I’ve been using this blog since 2015 and though my blogging has dropped sharply, my budget use hasn’t. I have been finessing my budget spreadsheet over that time and have been tracking my own rise and fall annually.
Making Savings Work for us
The way we save may not work for everyone but it works for us. I have lines dedicated to the things that matter to me and every time I have gotten a raise, I’ve figured out how to either incorporate it into my existing savings plan (increasing our mortgage repayment fund was one of these) or direct it to an area of interest (my layoff account which turned into an education fund which has been redirected to bill paying).
The decision to increase savings lines that could have long term impacts on our financial well being (home reno, mortgage repayment and car care) rather than increasing either our spending or short term savings (gifts,medical not covered by insurance, or vacation) has meant that now that something big is happening we’re not trying to re-evaluate our values and see how we can work within our means.

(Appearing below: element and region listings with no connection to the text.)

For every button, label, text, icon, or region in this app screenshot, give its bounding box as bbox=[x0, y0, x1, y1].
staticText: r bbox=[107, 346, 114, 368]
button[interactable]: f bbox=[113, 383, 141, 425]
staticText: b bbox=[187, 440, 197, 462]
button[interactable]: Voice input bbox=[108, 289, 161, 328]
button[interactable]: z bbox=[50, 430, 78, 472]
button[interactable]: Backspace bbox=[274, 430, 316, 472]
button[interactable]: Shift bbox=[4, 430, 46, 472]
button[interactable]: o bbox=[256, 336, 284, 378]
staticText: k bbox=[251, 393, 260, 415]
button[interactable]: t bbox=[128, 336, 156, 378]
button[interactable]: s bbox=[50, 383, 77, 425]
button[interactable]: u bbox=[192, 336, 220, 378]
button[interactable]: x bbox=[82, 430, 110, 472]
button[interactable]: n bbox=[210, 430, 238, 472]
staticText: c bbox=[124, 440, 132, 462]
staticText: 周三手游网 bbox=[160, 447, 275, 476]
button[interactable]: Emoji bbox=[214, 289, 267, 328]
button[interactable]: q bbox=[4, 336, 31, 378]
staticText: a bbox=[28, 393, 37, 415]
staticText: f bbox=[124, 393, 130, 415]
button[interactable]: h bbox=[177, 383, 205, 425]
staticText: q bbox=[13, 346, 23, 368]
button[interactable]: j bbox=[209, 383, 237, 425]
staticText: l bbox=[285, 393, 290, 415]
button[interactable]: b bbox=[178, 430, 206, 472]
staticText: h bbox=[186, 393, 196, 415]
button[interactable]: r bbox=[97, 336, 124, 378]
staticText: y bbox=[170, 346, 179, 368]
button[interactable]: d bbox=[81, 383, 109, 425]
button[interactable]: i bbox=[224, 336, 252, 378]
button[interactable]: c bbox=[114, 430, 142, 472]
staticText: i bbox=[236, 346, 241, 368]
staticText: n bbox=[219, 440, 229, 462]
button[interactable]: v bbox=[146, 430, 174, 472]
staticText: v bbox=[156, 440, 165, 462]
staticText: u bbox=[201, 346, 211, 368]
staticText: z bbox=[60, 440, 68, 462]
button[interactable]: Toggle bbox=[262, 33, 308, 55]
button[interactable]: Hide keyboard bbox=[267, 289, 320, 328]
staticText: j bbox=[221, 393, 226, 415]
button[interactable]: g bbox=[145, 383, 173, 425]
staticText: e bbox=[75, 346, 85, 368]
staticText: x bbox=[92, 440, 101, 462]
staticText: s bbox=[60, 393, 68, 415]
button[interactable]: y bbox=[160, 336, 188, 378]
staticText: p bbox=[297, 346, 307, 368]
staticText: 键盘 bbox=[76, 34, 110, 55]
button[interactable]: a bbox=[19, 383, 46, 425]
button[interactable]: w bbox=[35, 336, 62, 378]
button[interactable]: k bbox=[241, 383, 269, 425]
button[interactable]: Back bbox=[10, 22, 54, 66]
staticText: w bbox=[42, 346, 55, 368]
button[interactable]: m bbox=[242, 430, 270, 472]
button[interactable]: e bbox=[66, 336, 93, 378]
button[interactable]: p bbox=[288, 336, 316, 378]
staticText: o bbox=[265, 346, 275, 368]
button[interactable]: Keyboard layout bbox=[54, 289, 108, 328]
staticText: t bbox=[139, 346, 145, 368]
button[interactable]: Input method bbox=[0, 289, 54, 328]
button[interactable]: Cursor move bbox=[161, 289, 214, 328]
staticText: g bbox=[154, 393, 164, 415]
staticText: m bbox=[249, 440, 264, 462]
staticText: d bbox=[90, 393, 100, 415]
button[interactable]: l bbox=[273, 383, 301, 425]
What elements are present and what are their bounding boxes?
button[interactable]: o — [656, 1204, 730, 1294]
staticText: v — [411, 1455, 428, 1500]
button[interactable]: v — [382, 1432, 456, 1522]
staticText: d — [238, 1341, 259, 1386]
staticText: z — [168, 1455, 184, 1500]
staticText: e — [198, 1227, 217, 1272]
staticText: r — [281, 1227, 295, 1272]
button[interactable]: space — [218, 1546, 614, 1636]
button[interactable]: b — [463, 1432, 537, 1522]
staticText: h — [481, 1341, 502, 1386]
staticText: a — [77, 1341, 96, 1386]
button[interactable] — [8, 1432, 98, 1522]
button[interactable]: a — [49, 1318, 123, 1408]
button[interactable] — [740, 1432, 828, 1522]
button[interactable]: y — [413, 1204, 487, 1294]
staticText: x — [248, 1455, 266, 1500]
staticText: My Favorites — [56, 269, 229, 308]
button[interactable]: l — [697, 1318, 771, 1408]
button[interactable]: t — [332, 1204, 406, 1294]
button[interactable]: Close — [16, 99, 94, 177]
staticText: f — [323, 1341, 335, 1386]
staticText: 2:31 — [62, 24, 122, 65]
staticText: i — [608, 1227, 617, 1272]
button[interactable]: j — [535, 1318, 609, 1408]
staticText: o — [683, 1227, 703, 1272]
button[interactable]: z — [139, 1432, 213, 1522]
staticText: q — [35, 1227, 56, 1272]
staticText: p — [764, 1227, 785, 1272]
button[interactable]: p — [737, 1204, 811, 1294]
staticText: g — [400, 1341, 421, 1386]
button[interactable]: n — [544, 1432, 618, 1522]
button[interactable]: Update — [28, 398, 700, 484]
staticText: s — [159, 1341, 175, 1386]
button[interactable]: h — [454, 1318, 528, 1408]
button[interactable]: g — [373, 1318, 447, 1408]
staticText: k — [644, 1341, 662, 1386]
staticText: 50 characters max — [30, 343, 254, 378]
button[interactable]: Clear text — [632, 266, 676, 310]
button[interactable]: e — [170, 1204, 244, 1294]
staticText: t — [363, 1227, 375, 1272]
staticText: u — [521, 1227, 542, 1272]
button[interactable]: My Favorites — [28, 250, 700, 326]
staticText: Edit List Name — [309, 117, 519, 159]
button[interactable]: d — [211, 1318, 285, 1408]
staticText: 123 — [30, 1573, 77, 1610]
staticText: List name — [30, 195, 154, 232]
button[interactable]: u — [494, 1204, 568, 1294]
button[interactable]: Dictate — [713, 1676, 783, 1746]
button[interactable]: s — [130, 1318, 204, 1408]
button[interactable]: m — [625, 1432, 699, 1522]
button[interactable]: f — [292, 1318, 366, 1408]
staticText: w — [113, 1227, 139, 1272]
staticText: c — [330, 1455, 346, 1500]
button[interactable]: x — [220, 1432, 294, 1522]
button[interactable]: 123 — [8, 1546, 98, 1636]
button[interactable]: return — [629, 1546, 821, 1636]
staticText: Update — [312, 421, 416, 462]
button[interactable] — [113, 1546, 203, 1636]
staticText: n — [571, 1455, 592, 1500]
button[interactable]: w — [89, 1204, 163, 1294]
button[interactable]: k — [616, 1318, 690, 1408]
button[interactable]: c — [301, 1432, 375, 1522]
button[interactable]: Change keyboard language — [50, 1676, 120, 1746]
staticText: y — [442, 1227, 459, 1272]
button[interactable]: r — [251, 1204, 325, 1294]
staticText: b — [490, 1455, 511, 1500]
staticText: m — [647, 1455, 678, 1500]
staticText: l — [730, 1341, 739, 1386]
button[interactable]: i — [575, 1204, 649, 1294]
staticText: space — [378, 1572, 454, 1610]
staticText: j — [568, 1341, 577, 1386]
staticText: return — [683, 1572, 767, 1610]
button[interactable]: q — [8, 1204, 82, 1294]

I’m feeling pretty proud of who we have become.
Do we spend too much on things we don’t truly need (I type as I consider our bar, tea collection and my array of candles)? Yes!
The name of this blog has always reflected our values. Can we pull back in these areas when called to? Yes!
Will it be hard to not click on the next pain relieving, must-have tool that Instagram offers up in the ads? Yes!
Will I resist temptation? Most likely because I’ve got my budget as a guide and I’m using this blog again to help keep me honest.
Is this all possible because we’ve both been making (above) living wages in good working conditions that leave us with enough energy and time to be thoughtful? YES!